Berlin/Genf. 2015 dürfte die Zahl der Flüchtlinge nach Schätzung der Vereinten Nationen auf den höchsten Stand aller Zeiten steigen: Erstmals könnte sie die 60-Millionen-Marke überspringen, teilte das Flüchtlingshilfswerk UNHCR mit. Einer von 122 Menschen weltweit wäre damit Flüchtling, Asylsuchender oder innerhalb seines Heimatlandes vertrieben. Hauptursache sei der Syrien-Krieg. Doch selbst ohne Berücksichtigung des Konflikts nähmen Flucht und Vertreibung zu. "Es war nie wichtiger, Toleranz, Mitgefühl und Solidarität gegenüber den Menschen zu zeigen, die alles verloren haben", sagte UN-Flüchtlingskommissar António Guterres.
Die Schätzung basiert auf dem UNHCR-Halbjahresbericht, der die ersten sechs Monate dieses Jahres umfasst. Demnach überstieg die Zahl der Flüchtlinge Mitte 2015 mit 20,2 Millionen Menschen weltweit zum ersten Mal seit 1992 die 20-Millionen-Marke. Geschätzte 34 Millionen Menschen seien Binnenvertriebene gewesen. Die Zahl der Asylanträge sei im Vergleich zum Vorjahreszeitraum um 78 Prozent auf 993.600 geklettert. Die meisten seien in Deutschland gestellt worden.

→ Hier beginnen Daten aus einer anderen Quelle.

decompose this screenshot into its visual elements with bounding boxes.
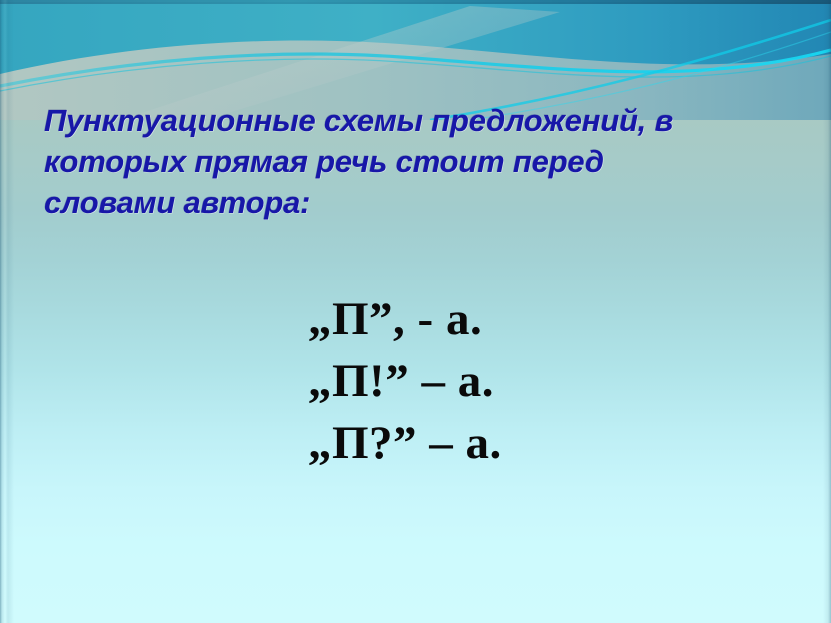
punctuation-scheme-item: „П?” – а. (308, 412, 502, 474)
top-edge-strip (0, 0, 831, 4)
slide-title-line-2: которых прямая речь стоит перед (44, 141, 734, 182)
slide-title: Пунктуационные схемы предложений, в кото… (44, 100, 734, 223)
slide-title-line-1: Пунктуационные схемы предложений, в (44, 100, 734, 141)
slide-title-line-3: словами автора: (44, 182, 734, 223)
punctuation-scheme-list: „П”, - а. „П!” – а. „П?” – а. (308, 288, 502, 474)
right-edge-seam (823, 0, 831, 623)
punctuation-scheme-item: „П!” – а. (308, 350, 502, 412)
presentation-slide: Пунктуационные схемы предложений, в кото… (0, 0, 831, 623)
punctuation-scheme-item: „П”, - а. (308, 288, 502, 350)
left-edge-seam (0, 0, 14, 623)
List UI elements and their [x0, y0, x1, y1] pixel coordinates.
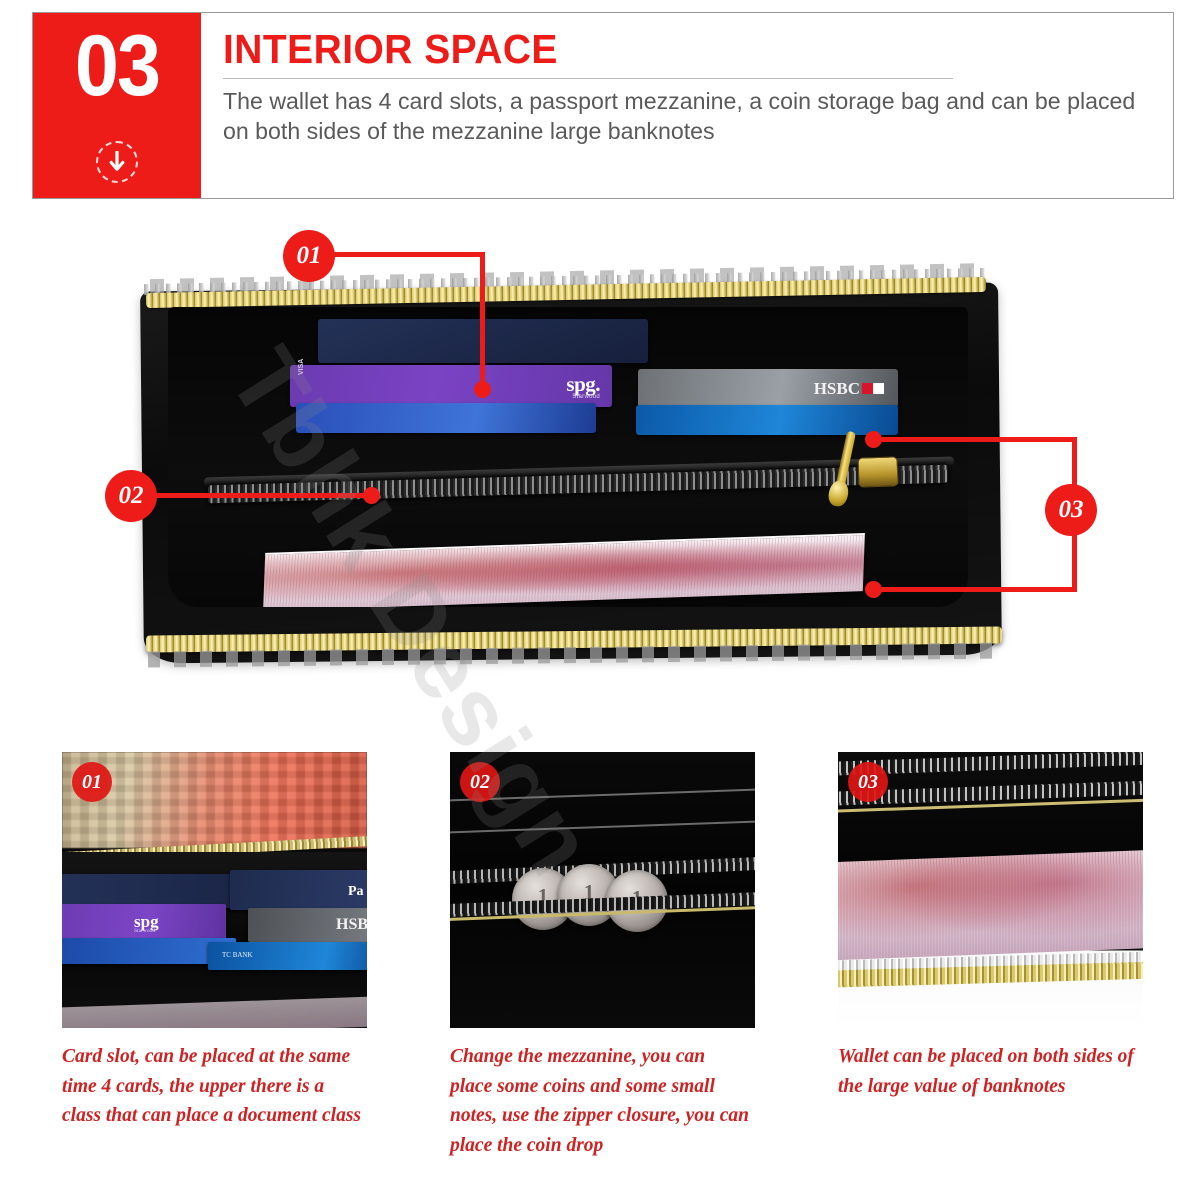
callout-01-lead-vertical [480, 252, 485, 388]
thumb1-outer-print [62, 752, 367, 848]
card-slot-spg: spg. Starwood VISA [290, 365, 612, 407]
page-title: INTERIOR SPACE [223, 19, 1110, 72]
callout-02-anchor-dot [363, 487, 380, 504]
header-description: The wallet has 4 card slots, a passport … [223, 86, 1143, 146]
callout-badge-03[interactable]: 03 [1045, 484, 1097, 536]
thumb1-tcbank-label: TC BANK [222, 951, 253, 959]
thumb1-navy-slot [62, 874, 242, 908]
card-slot-blue-lower-right [636, 405, 898, 435]
wallet-interior-image: spg. Starwood VISA HSBC [120, 255, 1080, 695]
hsbc-hexagon-icon [862, 383, 884, 394]
thumbnail-caption-02: Change the mezzanine, you can place some… [450, 1042, 750, 1161]
callout-03-anchor-dot-bottom [865, 581, 882, 598]
thumb1-passport-label: Pa [348, 884, 364, 900]
thumb1-spg-sublabel: Starwood [134, 928, 155, 934]
thumbnail-block-01: Pa spg Starwood HSBC TC BANK 01 Card slo… [62, 752, 372, 1131]
callout-03-anchor-dot-top [865, 431, 882, 448]
callout-badge-02[interactable]: 02 [105, 470, 157, 522]
detail-thumbnails: Pa spg Starwood HSBC TC BANK 01 Card slo… [0, 752, 1200, 1197]
card-slot-blue-lower-left [296, 403, 596, 433]
card-slot-hsbc: HSBC [638, 369, 898, 407]
banknotes-stack [263, 533, 865, 607]
thumbnail-caption-03: Wallet can be placed on both sides of th… [838, 1042, 1138, 1101]
section-header: 03 INTERIOR SPACE The wallet has 4 card … [32, 12, 1174, 199]
callout-badge-01[interactable]: 01 [283, 230, 335, 282]
step-number-block: 03 [33, 13, 201, 198]
header-divider [223, 78, 953, 79]
thumbnail-image-01[interactable]: Pa spg Starwood HSBC TC BANK 01 [62, 752, 367, 1028]
spg-card-sublabel: Starwood [572, 394, 600, 400]
thumb1-hsbc-card: HSBC [248, 908, 367, 942]
callout-03-lead-bottom [872, 587, 1077, 592]
visa-mini-logo: VISA [298, 359, 306, 375]
callout-01-lead-horizontal [333, 252, 485, 257]
thumb3-banknotes [838, 850, 1143, 961]
thumbnail-caption-01: Card slot, can be placed at the same tim… [62, 1042, 362, 1131]
arrow-down-icon [96, 141, 138, 183]
thumbnail-badge-02[interactable]: 02 [460, 762, 500, 802]
callout-02-lead-horizontal [155, 493, 370, 498]
callout-03-lead-top [872, 437, 1077, 442]
thumbnail-image-03[interactable]: 03 [838, 752, 1143, 1028]
thumb1-tcbank-card: TC BANK [208, 942, 367, 970]
thumb1-hsbc-label: HSBC [336, 916, 367, 934]
header-text-block: INTERIOR SPACE The wallet has 4 card slo… [201, 13, 1173, 198]
hsbc-card-logo: HSBC [814, 379, 860, 399]
hero-product-photo: spg. Starwood VISA HSBC [120, 255, 1080, 695]
thumbnail-block-02: 1 1 1 02 Change the mezzanine, you can p… [450, 752, 760, 1161]
thumb1-spg-card: spg Starwood [62, 904, 226, 940]
infographic-page: 03 INTERIOR SPACE The wallet has 4 card … [0, 0, 1200, 1197]
thumbnail-badge-01[interactable]: 01 [72, 762, 112, 802]
thumb1-passport-card: Pa [230, 870, 367, 910]
thumbnail-image-02[interactable]: 1 1 1 02 [450, 752, 755, 1028]
thumbnail-badge-03[interactable]: 03 [848, 762, 888, 802]
step-number: 03 [40, 23, 195, 109]
thumbnail-block-03: 03 Wallet can be placed on both sides of… [838, 752, 1148, 1101]
callout-01-anchor-dot [474, 381, 491, 398]
zipper-slider [857, 456, 898, 487]
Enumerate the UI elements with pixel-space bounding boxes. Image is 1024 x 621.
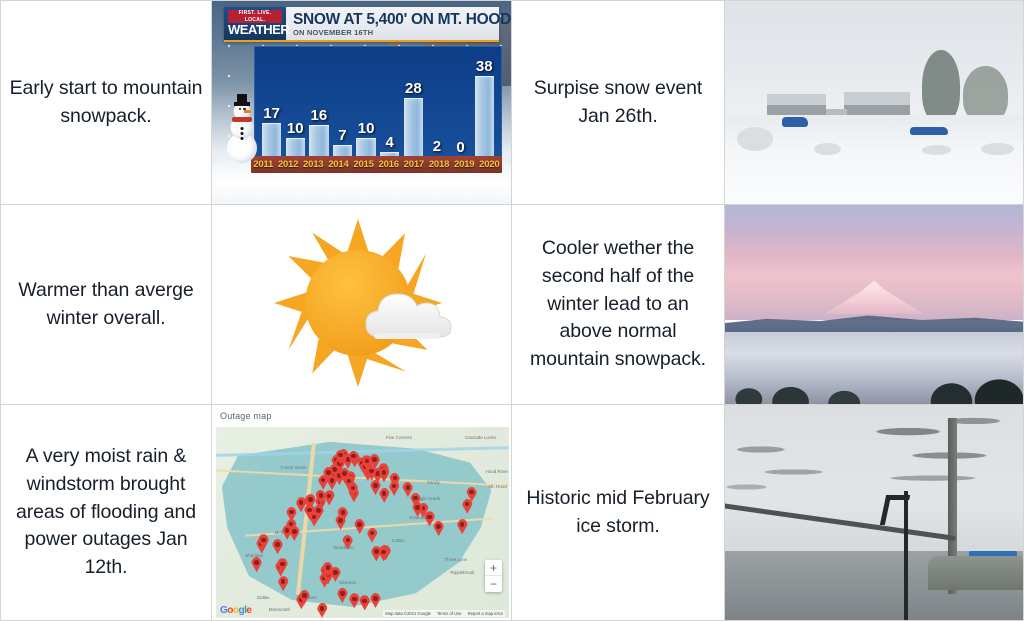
tv-weather-chart-cell: FIRST. LIVE. LOCAL. WEATHER SNOW AT 5,40… — [212, 0, 512, 205]
sun-behind-cloud-icon — [254, 217, 469, 392]
caption-text: Surpise snow event Jan 26th. — [520, 75, 716, 130]
map-attribution[interactable]: Map data ©2021 Google Terms of Use Repor… — [383, 610, 505, 617]
bar-value-label: 2 — [433, 139, 441, 154]
map-place-label: Silverton — [339, 580, 357, 585]
bar-rect — [309, 125, 328, 161]
x-axis-tick-label: 2018 — [429, 159, 449, 170]
caption-cell-surprise-snow: Surpise snow event Jan 26th. — [512, 0, 725, 205]
photo-cell-snowy-house — [725, 0, 1024, 205]
x-axis-tick-label: 2020 — [479, 159, 499, 170]
bar-value-label: 0 — [456, 140, 464, 155]
sun-cloud-icon-cell — [212, 205, 512, 405]
logo-wordmark: WEATHER — [228, 23, 282, 37]
caption-text: Historic mid February ice storm. — [520, 485, 716, 540]
snowy-house-photo — [725, 1, 1023, 204]
map-place-label: Three Lynx — [445, 557, 467, 562]
bar-value-label: 10 — [287, 121, 304, 136]
caption-text: Warmer than averge winter overall. — [9, 277, 203, 332]
zoom-out-button[interactable]: − — [485, 576, 502, 592]
bar-rect — [475, 76, 494, 160]
map-place-label: Forest Grove — [280, 465, 306, 470]
caption-cell-ice-storm: Historic mid February ice storm. — [512, 405, 725, 621]
bar-item: 0 — [451, 47, 470, 161]
map-place-label: Monmouth — [269, 607, 290, 612]
map-place-label: Ripplebrook — [450, 570, 474, 575]
map-place-label: Sandy — [427, 480, 440, 485]
tv-header-bar: FIRST. LIVE. LOCAL. WEATHER SNOW AT 5,40… — [224, 7, 499, 42]
bar-item: 10 — [286, 47, 305, 161]
map-place-label: Mt. Hood — [488, 484, 506, 489]
bar-value-label: 38 — [476, 59, 493, 74]
bar-item: 4 — [380, 47, 399, 161]
terms-of-use-link[interactable]: Terms of Use — [437, 611, 462, 616]
bar-item: 17 — [262, 47, 281, 161]
google-logo: Google — [220, 605, 251, 616]
bar-value-label: 28 — [405, 81, 422, 96]
map-place-label: Colton — [392, 538, 405, 543]
zoom-in-button[interactable]: + — [485, 560, 502, 576]
chart-title: SNOW AT 5,400' ON MT. HOOD — [293, 12, 511, 28]
outage-map-title: Outage map — [220, 411, 272, 421]
bar-rect — [404, 98, 423, 160]
slide-grid: Early start to mountain snowpack. FIRST.… — [0, 0, 1024, 621]
bar-item: 16 — [309, 47, 328, 161]
snowman-decoration — [222, 101, 261, 163]
bar-item: 2 — [427, 47, 446, 161]
map-place-label: Five Corners — [386, 435, 412, 440]
chart-plot-area: 1710167104282038 — [254, 46, 502, 162]
chart-subtitle: ON NOVEMBER 16TH — [293, 29, 511, 37]
ice-storm-photo — [725, 405, 1023, 620]
bar-item: 38 — [475, 47, 494, 161]
caption-cell-cooler-second-half: Cooler wether the second half of the win… — [512, 205, 725, 405]
x-axis-tick-label: 2015 — [353, 159, 373, 170]
mt-hood-sunset-photo — [725, 205, 1023, 404]
x-axis-year-labels: 2011201220132014201520162017201820192020 — [251, 156, 502, 172]
report-map-error-link[interactable]: Report a map error — [468, 611, 503, 616]
bar-item: 10 — [356, 47, 375, 161]
outage-map-cell[interactable]: Outage map Five CornersCascade LocksFore… — [212, 405, 512, 621]
bar-value-label: 16 — [311, 108, 328, 123]
x-axis-tick-label: 2019 — [454, 159, 474, 170]
x-axis-tick-label: 2012 — [278, 159, 298, 170]
caption-text: Cooler wether the second half of the win… — [520, 235, 716, 373]
map-place-label: Hood River — [486, 469, 509, 474]
bar-item: 28 — [404, 47, 423, 161]
map-canvas[interactable]: Five CornersCascade LocksForest GroveSan… — [216, 427, 509, 618]
bar-item: 7 — [333, 47, 352, 161]
map-place-label: Dallas — [257, 595, 270, 600]
map-data-credit: Map data ©2021 Google — [385, 611, 431, 616]
bar-value-label: 7 — [338, 128, 346, 143]
x-axis-tick-label: 2013 — [303, 159, 323, 170]
caption-cell-windstorm-outages: A very moist rain & windstorm brought ar… — [0, 405, 212, 621]
x-axis-tick-label: 2014 — [328, 159, 348, 170]
photo-cell-mt-hood — [725, 205, 1024, 405]
map-zoom-controls[interactable]: + − — [485, 560, 502, 592]
bar-rect — [262, 123, 281, 161]
bar-series: 1710167104282038 — [260, 47, 496, 161]
x-axis-tick-label: 2017 — [404, 159, 424, 170]
map-place-label: Woodburn — [333, 545, 354, 550]
x-axis-tick-label: 2016 — [379, 159, 399, 170]
station-logo: FIRST. LIVE. LOCAL. WEATHER — [224, 7, 286, 40]
caption-cell-warmer-winter: Warmer than averge winter overall. — [0, 205, 212, 405]
tv-title-group: SNOW AT 5,400' ON MT. HOOD ON NOVEMBER 1… — [286, 7, 511, 40]
photo-cell-ice-storm — [725, 405, 1024, 621]
caption-cell-early-snowpack: Early start to mountain snowpack. — [0, 0, 212, 205]
caption-text: A very moist rain & windstorm brought ar… — [9, 443, 203, 581]
bar-value-label: 10 — [358, 121, 375, 136]
map-place-label: Cascade Locks — [465, 435, 496, 440]
tv-weather-graphic: FIRST. LIVE. LOCAL. WEATHER SNOW AT 5,40… — [212, 1, 511, 204]
bar-value-label: 17 — [263, 106, 280, 121]
caption-text: Early start to mountain snowpack. — [9, 75, 203, 130]
bar-value-label: 4 — [386, 135, 394, 150]
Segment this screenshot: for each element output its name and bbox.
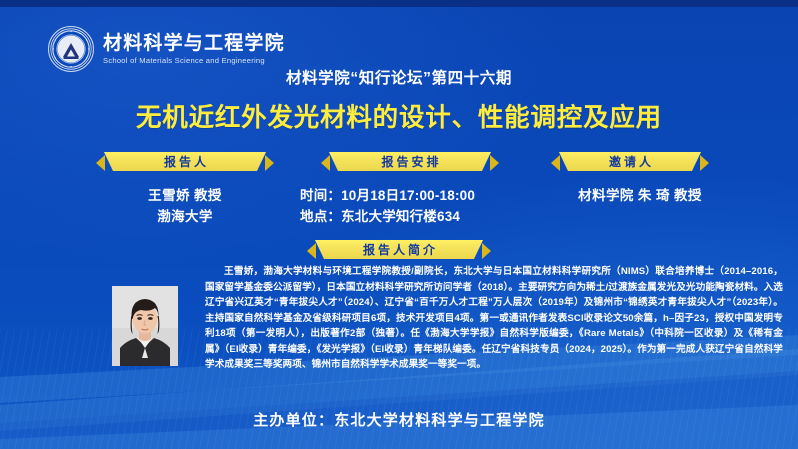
- speaker-bio-text: 王雪娇，渤海大学材料与环境工程学院教授/副院长，东北大学与日本国立材料科学研究所…: [205, 264, 783, 373]
- ribbon-schedule-label: 报告安排: [378, 156, 441, 168]
- poster-root: 材料科学与工程学院 School of Materials Science an…: [0, 0, 798, 449]
- school-name-cn: 材料科学与工程学院: [103, 33, 285, 54]
- ribbon-bio-label: 报告人简介: [360, 244, 438, 256]
- ribbon-tail-left-icon: [96, 155, 105, 171]
- speaker-affiliation: 渤海大学: [96, 207, 274, 228]
- inviter-info: 材料学院 朱 琦 教授: [551, 186, 729, 207]
- inviter-name: 材料学院 朱 琦 教授: [551, 186, 729, 207]
- schedule-info: 时间：10月18日17:00-18:00 地点：东北大学知行楼634: [300, 186, 530, 228]
- speaker-name: 王雪娇 教授: [96, 186, 274, 207]
- speaker-info: 王雪娇 教授 渤海大学: [96, 186, 274, 228]
- ribbon-tail-right-icon: [700, 155, 709, 171]
- lecture-main-title: 无机近红外发光材料的设计、性能调控及应用: [0, 97, 798, 134]
- ribbon-inviter-label: 邀请人: [606, 156, 654, 168]
- school-name-en: School of Materials Science and Engineer…: [103, 56, 285, 65]
- schedule-time: 时间：10月18日17:00-18:00: [300, 186, 530, 207]
- ribbon-bio: 报告人简介: [307, 240, 491, 259]
- ribbon-speaker-label: 报告人: [161, 156, 209, 168]
- ribbon-schedule: 报告安排: [321, 152, 499, 171]
- ribbon-tail-right-icon: [482, 243, 491, 259]
- ribbon-tail-left-icon: [551, 155, 560, 171]
- ribbon-tail-right-icon: [265, 155, 274, 171]
- ribbon-tail-right-icon: [490, 155, 499, 171]
- schedule-location: 地点：东北大学知行楼634: [300, 207, 530, 228]
- ribbon-tail-left-icon: [307, 243, 316, 259]
- forum-series-title: 材料学院“知行论坛”第四十六期: [0, 66, 798, 88]
- speaker-portrait-photo: [112, 286, 178, 366]
- ribbon-speaker: 报告人: [96, 152, 274, 171]
- ribbon-tail-left-icon: [321, 155, 330, 171]
- organizer-footer: 主办单位：东北大学材料科学与工程学院: [0, 409, 798, 430]
- ribbon-inviter: 邀请人: [551, 152, 709, 171]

Mit 159.000 seien es in der ersten Jahreshälfte 2015 bereits fast genauso viele wie im gesamten vergangenen Jahr gewesen. Dabei spiegele der Bericht die aktuellen Fluchtbewegungen über das Mittelmeer nach Europa nur teilweise wider, da die Ankünfte erst in der zweiten Jahreshälfte stark angestiegen seien. Insgesamt werden allein in Deutschland 2015 mehr als eine Million Flüchtlinge erwartet.
Druck auf die Aufnahmeländer
Bei allen aufgeführten Gruppen - Flüchtlingen, Asylsuchenden und Binnenvertriebenen - sei ein alarmierender Anstieg zu verzeichnen, teilte das UNHCR mit. Damit werde auch der Druck auf die Aufnahmeländer immer größer. Ohne entsprechende Maßnahmen bestehe die Gefahr, dass Flüchtlinge auf Ablehnung stießen und für politische Zwecke instrumentalisiert würden. "Flucht und Vertreibung prägen unsere Zeit", sagte Guterres. Millionen Menschen seien betroffen, sowohl jene, die zur Flucht gezwungen worden seien als auch jene, die ihnen Zuflucht und Schutz gewährten.Den Großteil der Verantwortung für die Aufnahme tragen dem Bericht nach die Länder, die unmittelbar an die Konfliktzonen angrenzen. In absoluten Zahlen habe die Türkei bis 30. Juni mit 1,84 Millionen die meisten Flüchtlinge unter UNHCR-Mandat aufgenommen. Im Verhältnis der Flüchtlingszahl zur einheimischen Bevölkerung nahm der Libanon mit 209 Flüchtlingen pro 1.000 Einwohnern die meisten Menschen auf. An Platz zwei steht Jordanien mit 90, gefolgt von Nauru (51) und dem Tschad (31). Mit 469 Flüchtlingen pro Dollar des Bruttoinlandsprodukts trage Äthiopien in Relation zu seiner Wirtschaftskraft die größte Last.
Gleichzeitig sank die Zahl freiwilliger Rückkehrer. Sie beschreibt, wie viele Flüchtlinge sicher nach Hause zurückkehren können. Bis Mitte des Jahres seien es schätzungsweise 84.000 gewesen. "Wer heutzutage ein Flüchtling wird, hat schlechtere Chancen in seine Heimat zurückzukehren als zu jedem anderen Zeitpunkt in den letzten 30 Jahren", so dass UNHCR.